A los dos días, cuando todo estaba perfecto, la cubana se levantó muy temprano, improvisó un traje de baño y se peinó un poco, encrespó sus pestañas y enrojeció sus labios, había llegado la hora y salió del chalé ocultándose un poco entre las campanillas rosas. Paolo iba corriendo y enjugaba su frente con un pequeño paño. La mujer corrió detrás de él y lo miraba deseándolo profundamente, corrieron durante unos minutos él adelante, ella atrás. Juntos los dos. Adelia se sentía abrasada por la arena ardiente y luego sintió un estruendo en su pie, un extraño ruido salió de un caparazón y un poco de sangre fluía de su meñique.

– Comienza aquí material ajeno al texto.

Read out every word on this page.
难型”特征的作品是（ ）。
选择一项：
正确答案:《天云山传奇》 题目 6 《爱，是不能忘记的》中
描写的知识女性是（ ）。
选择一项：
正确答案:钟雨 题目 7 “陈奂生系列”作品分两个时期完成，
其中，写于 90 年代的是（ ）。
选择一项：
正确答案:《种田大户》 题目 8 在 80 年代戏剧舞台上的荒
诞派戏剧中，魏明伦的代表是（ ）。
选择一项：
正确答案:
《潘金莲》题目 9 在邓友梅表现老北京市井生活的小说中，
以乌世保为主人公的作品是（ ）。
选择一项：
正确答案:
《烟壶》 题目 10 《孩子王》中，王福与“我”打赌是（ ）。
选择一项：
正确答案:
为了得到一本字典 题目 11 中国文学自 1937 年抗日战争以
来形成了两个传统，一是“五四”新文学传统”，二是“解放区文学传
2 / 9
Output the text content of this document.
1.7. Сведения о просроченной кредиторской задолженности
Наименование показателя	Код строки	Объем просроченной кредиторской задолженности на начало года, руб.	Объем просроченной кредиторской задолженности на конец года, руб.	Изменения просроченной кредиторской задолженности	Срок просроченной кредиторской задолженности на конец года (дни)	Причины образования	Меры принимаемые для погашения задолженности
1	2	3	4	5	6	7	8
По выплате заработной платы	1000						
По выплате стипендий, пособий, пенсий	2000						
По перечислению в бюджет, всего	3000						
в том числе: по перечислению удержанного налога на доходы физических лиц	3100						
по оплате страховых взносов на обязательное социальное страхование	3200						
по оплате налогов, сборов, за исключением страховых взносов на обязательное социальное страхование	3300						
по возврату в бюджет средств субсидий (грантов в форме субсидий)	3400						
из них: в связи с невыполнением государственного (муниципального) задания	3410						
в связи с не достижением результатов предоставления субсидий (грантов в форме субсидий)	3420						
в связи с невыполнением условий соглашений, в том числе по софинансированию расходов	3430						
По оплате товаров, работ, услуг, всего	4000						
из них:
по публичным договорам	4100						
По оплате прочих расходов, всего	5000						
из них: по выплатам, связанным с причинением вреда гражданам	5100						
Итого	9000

Adelia cayó al suelo y su golpe no superó todas sus vergüenzas, a su lado se hallaba postrado un centollo ya sin vida. Paolo escuchó todo el tumulto y detuvo sus pies girando rápidamente hacia la chica como si todos sus movimientos estuvieran totalmente automatizados. La mirada del hombre fue despreciable y una voz autoritaria salió de él: -¿Acaso me anda usted persiguiendo?-. La mujer se sentía totalmente avergonzada, pero no le quedó más opción que responder. Pensó con rapidez lo que iba a decir y farfulló sin ningún fin, su lengua se detuvo, parecía que nunca más iba a poder estar en movimiento. Paolo la miró y vio en sus ojos el reflejo que toda su vida lo había perseguido. Los ojos enamorados de Adelia la habían delatado. La sangre del hombre se enfrió y sacó su pudor varonil: -No pierdas tu tiempo, ni siquiera puedes hablar.

El hombre, sin más preámbulo, se marchó corriendo y olvidó la interrupción de su ejercicio con desprecio, la pobre Adelia no tuvo más remedio que levantarse de la arena he irse cojeando hasta su chalé. De sus ojos no dejaban de salir lágrimas de vergüenza, Adelia no soportó más su suplicio, fue caminando hacia el fondo de la habitación donde había una pequeña estancia, metió su mano y la zarandeo buscando firmemente lo que necesitaba. Sintió una cuerda áspera y la agarró por lo chicotes, la llevó hacia el lugar donde estaba la claraboya y al lado de la misma colgó la cuerda ya con un nudo perfecto para poner su garganta. Acercó un banco y se subió. Mantuvo el equilibro, metió su cabeza como dispuso y saltó como si quisiera golpear fuertemente el piso. Un soplo brotó fuertemente de su ser mientras la reacción de su cuerpo evitaba la repelente muerte, su mente entablaba una conversación y Adelia se sentía feliz porque allí era el único lugar donde podía hablar.